Like traditional archives, web archives require decisions on selection and maintenance of materials and their storage. The Internet Archive data stored in the Sun Microsystems's Santa Clara Data Center relies on the physical infrastructure and maintenance of the servers. Reflecting on the archival process, Archive Team founder Jason Scott believes that he should have shipped hard drives with copies of the GeoCities archive to multiple locations, so multiple computers could seed the torrent. Saving digital work is ironically dependent on tangible natural and social resources; without them, web archives are nonfunctional. As Scott describes, “there's a chance that if you're hit by a car, things will disappear that maybe shouldn't disappear” (Scott, “Q&A: The Long Term Prospects ”).

The work of web archives like the GeoCities archives by Archive Team and the Internet Archive also ironically reveals that the Web is not permanent storage. Wendy Hui Kyong Chun states in Programmed Visions:

“If our machines' memories are more permanent, if they enable a permanence that we seem to lack, it is because they are constantly refreshed — rewritten — so that their ephemerality endures, so that they may “store” the programs that seem to drive them” (Chun 170).

Chun argues that in order for software (and thus the Web and websites) to endure, its regeneration relies on the deletion and degeneration of its previous form.
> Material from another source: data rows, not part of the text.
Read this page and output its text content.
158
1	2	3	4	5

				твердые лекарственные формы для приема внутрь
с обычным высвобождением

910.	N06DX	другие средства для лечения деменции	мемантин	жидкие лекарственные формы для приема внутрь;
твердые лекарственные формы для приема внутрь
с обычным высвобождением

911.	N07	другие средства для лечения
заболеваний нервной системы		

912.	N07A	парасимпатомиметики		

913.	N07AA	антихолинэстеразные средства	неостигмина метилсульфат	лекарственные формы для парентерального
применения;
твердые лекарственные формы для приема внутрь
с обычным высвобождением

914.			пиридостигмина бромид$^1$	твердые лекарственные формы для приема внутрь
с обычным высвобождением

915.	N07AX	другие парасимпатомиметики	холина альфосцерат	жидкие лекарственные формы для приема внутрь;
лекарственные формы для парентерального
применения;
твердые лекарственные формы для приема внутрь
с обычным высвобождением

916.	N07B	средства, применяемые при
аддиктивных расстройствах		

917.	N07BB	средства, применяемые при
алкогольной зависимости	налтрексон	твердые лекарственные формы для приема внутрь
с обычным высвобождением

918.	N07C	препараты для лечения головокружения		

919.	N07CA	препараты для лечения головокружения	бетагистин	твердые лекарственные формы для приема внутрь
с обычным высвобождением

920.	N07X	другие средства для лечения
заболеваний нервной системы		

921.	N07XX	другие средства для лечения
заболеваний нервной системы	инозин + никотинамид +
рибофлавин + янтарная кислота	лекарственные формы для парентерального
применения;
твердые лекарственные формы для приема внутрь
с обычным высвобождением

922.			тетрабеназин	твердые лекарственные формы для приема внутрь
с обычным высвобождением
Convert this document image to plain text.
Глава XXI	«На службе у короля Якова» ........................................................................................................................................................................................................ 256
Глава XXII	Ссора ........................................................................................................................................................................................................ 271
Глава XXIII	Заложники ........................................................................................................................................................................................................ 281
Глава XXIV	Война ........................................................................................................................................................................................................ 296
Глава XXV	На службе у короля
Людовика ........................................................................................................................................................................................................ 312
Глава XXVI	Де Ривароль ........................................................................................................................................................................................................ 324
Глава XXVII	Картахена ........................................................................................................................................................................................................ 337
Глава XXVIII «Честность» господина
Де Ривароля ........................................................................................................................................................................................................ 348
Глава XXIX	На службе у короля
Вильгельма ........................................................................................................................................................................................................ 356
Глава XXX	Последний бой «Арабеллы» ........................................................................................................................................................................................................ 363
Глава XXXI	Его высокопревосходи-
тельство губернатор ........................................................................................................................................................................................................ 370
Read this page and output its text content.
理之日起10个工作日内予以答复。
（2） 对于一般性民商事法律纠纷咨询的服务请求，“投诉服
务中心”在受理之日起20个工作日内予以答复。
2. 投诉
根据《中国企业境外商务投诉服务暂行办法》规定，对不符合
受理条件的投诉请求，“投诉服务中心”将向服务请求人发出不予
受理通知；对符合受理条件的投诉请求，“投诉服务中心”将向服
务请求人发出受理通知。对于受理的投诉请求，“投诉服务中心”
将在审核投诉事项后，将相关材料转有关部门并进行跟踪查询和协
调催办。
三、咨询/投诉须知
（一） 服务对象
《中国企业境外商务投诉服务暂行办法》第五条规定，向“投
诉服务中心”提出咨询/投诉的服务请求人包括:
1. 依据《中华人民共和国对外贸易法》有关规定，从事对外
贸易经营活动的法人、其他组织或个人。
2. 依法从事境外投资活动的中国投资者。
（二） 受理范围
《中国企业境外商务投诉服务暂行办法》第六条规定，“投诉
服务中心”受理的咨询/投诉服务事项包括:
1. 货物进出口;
So, by revealing previous iterations of what appears to be the same website, the Internet Archive and Archive Team's archival efforts expose 1) the “ephemerality” of the Web and websites and 2) that the Web and websites have a history. Even sites archived in the Archive Team's torrent no longer offer the same user experience as their original form: MIDI files sound different with modern hardware, images hosted on other websites are lost, Java applet code has long since deprecated (Connor). The Web is “constantly refreshed”; without this constant energy, websites are lost to closures of web hosting services or lack of archival support. The web crawling and scraping of GeoCities by Archive Team and the Internet Archive thus uncovers that the Web is not permanent continuous storage but requires a constant energy to maintain.

GeoCities is representative of a Web now lost. While today's Web is based on “profiles” that directly map people to their web counterparts, abstracting away any unnecessary details, GeoCities relied on geographical metaphors for users to understand the Web and its community structure. I propose a return to the geographic, the material, and the tangible when considering the Web and the products produced and serviced on the Web today; through this framework, we can reveal the hidden labor, maintenance, and energy in the Web often unseen.